What has driven performance in 9mFY10?
  • While not being able to profitably deploy excess liquidity in the domestic markets, Bank of Baroda leveraged its overseas franchises to grow its balance sheet in the third quarter of FY10. The pressure on interest rates, however, took a toll on the bank’s margins (NIMs). Bank of Baroda (BoB) grew its global advances and global deposits by 38% and 53% respectively in 9mFY10. The growth in overseas loan book although higher than the domestic book was not equally profitable due to excessive pressure on yields. The proportion of low cost deposits in the domestic portfolio was 36% of total deposits in 9mFY10. BOB increased its exposure to SME and agricultural assets while cutting down its retail loan book in the last quarter. While the bank hopes to sustain the level of NIM in the range of 2.5% to 3% in FY10, we have conservatively estimated at 2.2% for the full year.
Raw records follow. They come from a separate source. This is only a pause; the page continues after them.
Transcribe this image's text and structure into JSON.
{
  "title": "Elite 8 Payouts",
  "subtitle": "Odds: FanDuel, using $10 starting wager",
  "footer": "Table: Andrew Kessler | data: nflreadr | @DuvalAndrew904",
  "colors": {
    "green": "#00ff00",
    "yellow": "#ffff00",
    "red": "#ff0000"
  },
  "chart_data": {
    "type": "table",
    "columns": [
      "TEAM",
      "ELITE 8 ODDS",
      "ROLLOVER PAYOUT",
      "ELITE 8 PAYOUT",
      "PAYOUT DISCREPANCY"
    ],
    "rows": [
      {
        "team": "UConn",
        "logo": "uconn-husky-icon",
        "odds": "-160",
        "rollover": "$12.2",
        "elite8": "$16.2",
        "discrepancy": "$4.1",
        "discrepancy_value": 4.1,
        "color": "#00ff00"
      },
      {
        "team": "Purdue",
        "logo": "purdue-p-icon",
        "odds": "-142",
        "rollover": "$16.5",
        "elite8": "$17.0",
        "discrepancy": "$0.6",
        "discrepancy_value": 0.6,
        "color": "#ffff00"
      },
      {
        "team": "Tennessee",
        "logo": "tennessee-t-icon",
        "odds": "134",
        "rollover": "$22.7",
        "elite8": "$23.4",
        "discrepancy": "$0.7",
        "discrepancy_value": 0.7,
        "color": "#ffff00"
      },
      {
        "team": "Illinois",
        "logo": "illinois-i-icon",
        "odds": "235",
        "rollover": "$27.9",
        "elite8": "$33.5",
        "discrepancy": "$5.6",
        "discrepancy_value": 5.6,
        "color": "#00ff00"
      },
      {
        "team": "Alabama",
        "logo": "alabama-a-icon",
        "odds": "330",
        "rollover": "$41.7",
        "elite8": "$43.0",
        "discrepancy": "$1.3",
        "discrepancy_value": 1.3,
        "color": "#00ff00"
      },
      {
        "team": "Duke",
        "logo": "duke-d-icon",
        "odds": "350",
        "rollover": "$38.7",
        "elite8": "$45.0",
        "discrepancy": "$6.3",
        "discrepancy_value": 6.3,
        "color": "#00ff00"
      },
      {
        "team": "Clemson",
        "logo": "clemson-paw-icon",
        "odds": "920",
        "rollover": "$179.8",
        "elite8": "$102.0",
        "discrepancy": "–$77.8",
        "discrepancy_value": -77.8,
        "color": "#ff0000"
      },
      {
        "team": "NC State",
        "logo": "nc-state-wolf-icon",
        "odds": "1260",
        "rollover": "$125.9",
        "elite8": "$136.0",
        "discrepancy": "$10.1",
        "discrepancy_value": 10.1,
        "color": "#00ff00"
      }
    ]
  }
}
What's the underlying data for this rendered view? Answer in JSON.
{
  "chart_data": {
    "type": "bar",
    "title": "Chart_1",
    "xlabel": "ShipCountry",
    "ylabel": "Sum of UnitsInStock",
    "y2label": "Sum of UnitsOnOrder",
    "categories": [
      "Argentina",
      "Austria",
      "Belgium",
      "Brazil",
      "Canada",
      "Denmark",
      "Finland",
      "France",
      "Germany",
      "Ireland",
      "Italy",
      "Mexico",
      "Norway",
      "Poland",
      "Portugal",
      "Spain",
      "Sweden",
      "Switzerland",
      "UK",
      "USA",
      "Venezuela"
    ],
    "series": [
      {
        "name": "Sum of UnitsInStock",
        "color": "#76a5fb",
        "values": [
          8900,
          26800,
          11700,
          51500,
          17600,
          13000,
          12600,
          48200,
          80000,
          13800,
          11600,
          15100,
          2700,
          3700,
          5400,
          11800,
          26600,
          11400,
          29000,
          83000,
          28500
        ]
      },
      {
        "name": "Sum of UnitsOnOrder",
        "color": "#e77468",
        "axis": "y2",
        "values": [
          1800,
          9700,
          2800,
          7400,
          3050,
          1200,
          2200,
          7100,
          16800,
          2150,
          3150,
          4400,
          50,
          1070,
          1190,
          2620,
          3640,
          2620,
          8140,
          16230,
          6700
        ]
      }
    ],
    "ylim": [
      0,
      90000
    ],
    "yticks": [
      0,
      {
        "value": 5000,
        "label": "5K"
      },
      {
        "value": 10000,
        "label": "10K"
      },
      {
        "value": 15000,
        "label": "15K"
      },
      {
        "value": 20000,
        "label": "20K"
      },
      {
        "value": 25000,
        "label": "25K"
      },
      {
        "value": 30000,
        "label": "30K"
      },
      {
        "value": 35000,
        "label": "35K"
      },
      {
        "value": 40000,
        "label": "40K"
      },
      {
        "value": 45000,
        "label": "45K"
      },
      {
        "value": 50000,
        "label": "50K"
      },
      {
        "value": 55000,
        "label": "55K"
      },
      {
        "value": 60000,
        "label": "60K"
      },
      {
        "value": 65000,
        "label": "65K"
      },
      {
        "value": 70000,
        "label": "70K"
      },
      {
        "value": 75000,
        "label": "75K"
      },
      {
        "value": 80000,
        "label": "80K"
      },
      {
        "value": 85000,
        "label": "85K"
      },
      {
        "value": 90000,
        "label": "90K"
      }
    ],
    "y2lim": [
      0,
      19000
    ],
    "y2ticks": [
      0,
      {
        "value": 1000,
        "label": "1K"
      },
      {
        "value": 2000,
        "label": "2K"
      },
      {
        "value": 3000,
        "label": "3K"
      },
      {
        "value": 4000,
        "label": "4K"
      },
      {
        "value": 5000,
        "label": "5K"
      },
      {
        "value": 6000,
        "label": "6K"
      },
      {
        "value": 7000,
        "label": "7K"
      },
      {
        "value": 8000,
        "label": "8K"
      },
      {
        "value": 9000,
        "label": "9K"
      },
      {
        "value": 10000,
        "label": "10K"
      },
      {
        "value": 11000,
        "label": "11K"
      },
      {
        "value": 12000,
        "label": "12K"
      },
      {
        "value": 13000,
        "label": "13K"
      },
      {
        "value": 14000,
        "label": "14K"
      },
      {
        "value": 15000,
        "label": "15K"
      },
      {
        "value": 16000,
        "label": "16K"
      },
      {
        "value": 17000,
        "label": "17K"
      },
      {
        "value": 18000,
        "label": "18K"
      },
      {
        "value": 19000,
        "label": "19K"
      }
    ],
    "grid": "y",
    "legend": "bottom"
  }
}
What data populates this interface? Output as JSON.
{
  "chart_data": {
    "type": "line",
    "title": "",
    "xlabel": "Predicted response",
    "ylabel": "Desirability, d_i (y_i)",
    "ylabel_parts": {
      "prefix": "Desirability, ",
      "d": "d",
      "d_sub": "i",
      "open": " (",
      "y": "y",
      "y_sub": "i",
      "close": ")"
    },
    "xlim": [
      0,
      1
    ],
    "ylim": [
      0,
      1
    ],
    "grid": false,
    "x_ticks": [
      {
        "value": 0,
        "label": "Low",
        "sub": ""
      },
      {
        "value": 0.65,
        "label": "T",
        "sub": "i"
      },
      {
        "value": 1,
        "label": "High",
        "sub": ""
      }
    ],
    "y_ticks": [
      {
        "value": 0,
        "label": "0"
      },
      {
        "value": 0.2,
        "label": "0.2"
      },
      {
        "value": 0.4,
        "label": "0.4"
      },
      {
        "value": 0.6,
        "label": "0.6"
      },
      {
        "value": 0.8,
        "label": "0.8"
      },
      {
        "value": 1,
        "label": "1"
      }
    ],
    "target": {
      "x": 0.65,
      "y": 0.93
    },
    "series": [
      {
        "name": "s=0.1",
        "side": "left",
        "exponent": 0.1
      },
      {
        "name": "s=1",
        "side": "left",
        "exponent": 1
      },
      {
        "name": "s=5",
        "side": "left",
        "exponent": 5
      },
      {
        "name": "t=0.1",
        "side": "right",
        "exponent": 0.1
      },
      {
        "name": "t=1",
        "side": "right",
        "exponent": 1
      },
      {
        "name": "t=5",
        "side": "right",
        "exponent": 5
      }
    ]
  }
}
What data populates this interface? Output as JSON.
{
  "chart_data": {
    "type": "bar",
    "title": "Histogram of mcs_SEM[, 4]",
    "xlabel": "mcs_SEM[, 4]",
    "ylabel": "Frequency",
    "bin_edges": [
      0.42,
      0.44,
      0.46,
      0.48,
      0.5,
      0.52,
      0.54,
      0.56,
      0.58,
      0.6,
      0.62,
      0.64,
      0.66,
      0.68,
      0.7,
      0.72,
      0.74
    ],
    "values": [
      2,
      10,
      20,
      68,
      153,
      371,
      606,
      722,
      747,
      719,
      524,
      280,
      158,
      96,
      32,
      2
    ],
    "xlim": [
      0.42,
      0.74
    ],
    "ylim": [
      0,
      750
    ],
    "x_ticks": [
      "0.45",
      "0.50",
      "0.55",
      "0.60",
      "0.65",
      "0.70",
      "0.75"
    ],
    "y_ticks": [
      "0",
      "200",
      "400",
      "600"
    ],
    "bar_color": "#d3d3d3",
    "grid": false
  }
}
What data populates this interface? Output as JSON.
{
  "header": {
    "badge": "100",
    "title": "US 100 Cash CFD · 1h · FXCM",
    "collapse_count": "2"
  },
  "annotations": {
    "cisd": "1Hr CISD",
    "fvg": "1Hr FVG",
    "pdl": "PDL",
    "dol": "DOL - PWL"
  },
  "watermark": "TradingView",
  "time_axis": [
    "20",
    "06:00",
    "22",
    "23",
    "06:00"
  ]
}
    Overseas book leads growth
      9mFY09 % of total 9mFY10 % of total Change
    Advances 1,264,750   1,561,710   23.5%
    Domestic 973,390   1,160,000   19.2%
    % of total 77%   74%    
    Agriculture 156,550 12.4% 188,030 16.2% 20.1%
    Retail 188,050 14.9% 223,010 14.3% 18.6%
    SME 137,100 10.8% 202,330 13.0% 47.6%
    Overseas 291,360   401,710   37.9%
    Deposits 1,686,160   2,151,170   27.6%
    Domestic 1,365,160   1,661,590   21.7%
    % of total 81%   77%    
    CASA 492,830 38.6% 613,850 36.2% 24.6%
    Term deposits 872,330 63.9% 1,047,740 63.1% 20.1%
    Overseas 321,000   489,580   52.5%

  • Although, BOB seems to have drawn focus on this counter to shield its profits from getting eroded by the lower NIMs and treasury losses a large part of the other income in 9mFY10 were primarily from trading gains. Fee income backed by growth in commissions and forex income grew by 13% to form 11% of total income at the end of 9mFY10. The bank currently has 79% of investments in the HTM basket.

  • The bank’s cost to income ratio was 51% for the domestic operations and 22% for the overseas operations in 9mFY10. Overall cost to income ratio was 46% in 9mFY10.

  • The net NPAs declined from 0.4% of total advances in 9mFY09 to 0.3% in 9mFY10. More importantly, the growth in cash recoveries substantially reduced the provisioning requirement for the bank in 9mFY10. The NPA coverage ratio stood at a comfortable 78% at the end of 9mFY10.

  • BOB’s overseas business contributed 24% of the bank’s total business, 24% of profits and 42% of the fee based income in 9mFY10.

  • BoB is targeting an overall business growth of 25% in FY10, while growing its fee based income by atleast 20% YoY.

What to expect?
At the current price of Rs 551, the stock is valued at 1.0 time our estimated FY12 adjusted book value. The bank has marginally outperformed our broad asset growth and margin estimations so far in FY10. While we draw comfort from the bank’s adequate capital and high provisioning cover, the low fee income proportion is our concerns with regard to the bank. We maintain our positive view on the stock.